His record stands at 1:57, and though he's not going
for a record today, he's here to show Al
his sockless sandwich making skills.
I'm going to clean my feet. It's a gob of antibacterial soap.
-Got to do it, Mama would be proud.
-That's right. Cleanliness first.
-Look at that, you're getting in between the toes.
If you could teach my kids to do that with their hands, I'd be happy.
-Let's make you a baloney sandwich.
-Let's do it!
There's two slices of bread... There's one, and...two.
If you're eating right now, you might want to stop.
'Mmm, full of feety goodness.'
Wow, he even takes the rind off the sausage.
-Here, I'll give that to you.
-Thanks, I appreciate it.
-A little bit the lettuce?
-Sure, it's iceberg.
-You want a little cheese?
And, peeling the wrapper on this guy
is one of the harder things for me to do.
If you're thinking of trying this at home, ask your mom first.
-My guess is she'll probably say no.
-How about mustard, too?
Oh, of course, mustard. Don't want to have a dry sandwich.
He 'mustard' trained hard for this skill.
-Another little eye, a nose, and little mustard smile.
-That makes me happy!
-Now, let's get a pickle.
-My favourite part.
All right, let's get in here.
Did you just reach into a pickle jar with your foot?

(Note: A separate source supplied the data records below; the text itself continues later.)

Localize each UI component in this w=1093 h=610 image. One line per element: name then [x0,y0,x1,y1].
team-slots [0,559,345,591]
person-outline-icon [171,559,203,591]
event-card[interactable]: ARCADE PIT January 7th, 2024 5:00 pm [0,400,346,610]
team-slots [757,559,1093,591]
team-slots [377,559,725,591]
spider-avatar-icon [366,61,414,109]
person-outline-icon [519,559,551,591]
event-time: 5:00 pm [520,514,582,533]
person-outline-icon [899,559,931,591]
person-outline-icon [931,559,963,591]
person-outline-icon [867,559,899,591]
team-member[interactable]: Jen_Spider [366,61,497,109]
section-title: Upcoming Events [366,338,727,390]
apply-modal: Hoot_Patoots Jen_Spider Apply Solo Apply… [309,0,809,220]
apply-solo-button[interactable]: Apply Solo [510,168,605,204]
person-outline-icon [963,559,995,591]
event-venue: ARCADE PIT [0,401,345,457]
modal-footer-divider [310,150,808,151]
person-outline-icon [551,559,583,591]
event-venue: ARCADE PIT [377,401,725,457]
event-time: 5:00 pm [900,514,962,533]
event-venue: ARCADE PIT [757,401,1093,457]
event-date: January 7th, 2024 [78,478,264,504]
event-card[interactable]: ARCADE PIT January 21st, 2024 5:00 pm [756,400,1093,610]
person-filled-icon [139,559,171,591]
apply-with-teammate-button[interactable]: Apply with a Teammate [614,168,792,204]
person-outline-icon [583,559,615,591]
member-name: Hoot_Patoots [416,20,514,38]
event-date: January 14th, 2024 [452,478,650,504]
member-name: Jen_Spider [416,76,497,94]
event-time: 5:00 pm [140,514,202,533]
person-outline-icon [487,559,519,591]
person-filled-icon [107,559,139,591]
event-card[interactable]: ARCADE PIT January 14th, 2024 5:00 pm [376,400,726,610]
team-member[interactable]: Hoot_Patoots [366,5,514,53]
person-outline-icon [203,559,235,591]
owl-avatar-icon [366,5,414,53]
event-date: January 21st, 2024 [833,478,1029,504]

I just reached into a pickle jar...
I can't even do that with my hand on the first try.
Just makes your mouth water to look at a pickle, doesn't it?
'Not when you've got your feet in the jar, it doesn't.'
We're almost there, we're almost there.
-I'm going to close up your sandwich now.
-And, there you have it...
-It's a sandwich made with a man's feet. Yum, yum!
-I'm not sure I'd eat that, Al.
-Can I get a little high-five on that?
There we go, knuckle bump. There we go.
Have you ever taught anybody to make a sandwich with their feet?
I've never had anybody willing to make a sandwich with their feet.
Now, what if I said I'd possibly be willing to try,
-would you work with me?
-I'm happy to try, yeah.
-It's harder than it looks, I warned you.
-Oh, it looks hard!
There you go!
Come on, Al, put in some 'ef-foot.'
Oh, you're going to get a knuckle sandwich in a minute, Ben.
I'll get it kind of prepped for you and move it out a little.
Baloney is a type of mixed sausage meat popular in America,
and it's also a funny sounding word.
-Nice, that's a good job.
-Quiet, Ben, I'm working!
Use both your feet sometimes.
It's easier if you use both your feet to grab something.
-And, shove it in.
-It feels like I'm putting my foot in an aquarium.
Ugh, the things I do for this show!
-You get that side, I'll get this side.
It's just as well Rob's here to lend a hand, or should I say foot.
There you go! You have yourself a sandwich.
Two grown men making sandwiches with their feet, now I've seen it all!
You're not going to eat those? Really?! Ugh!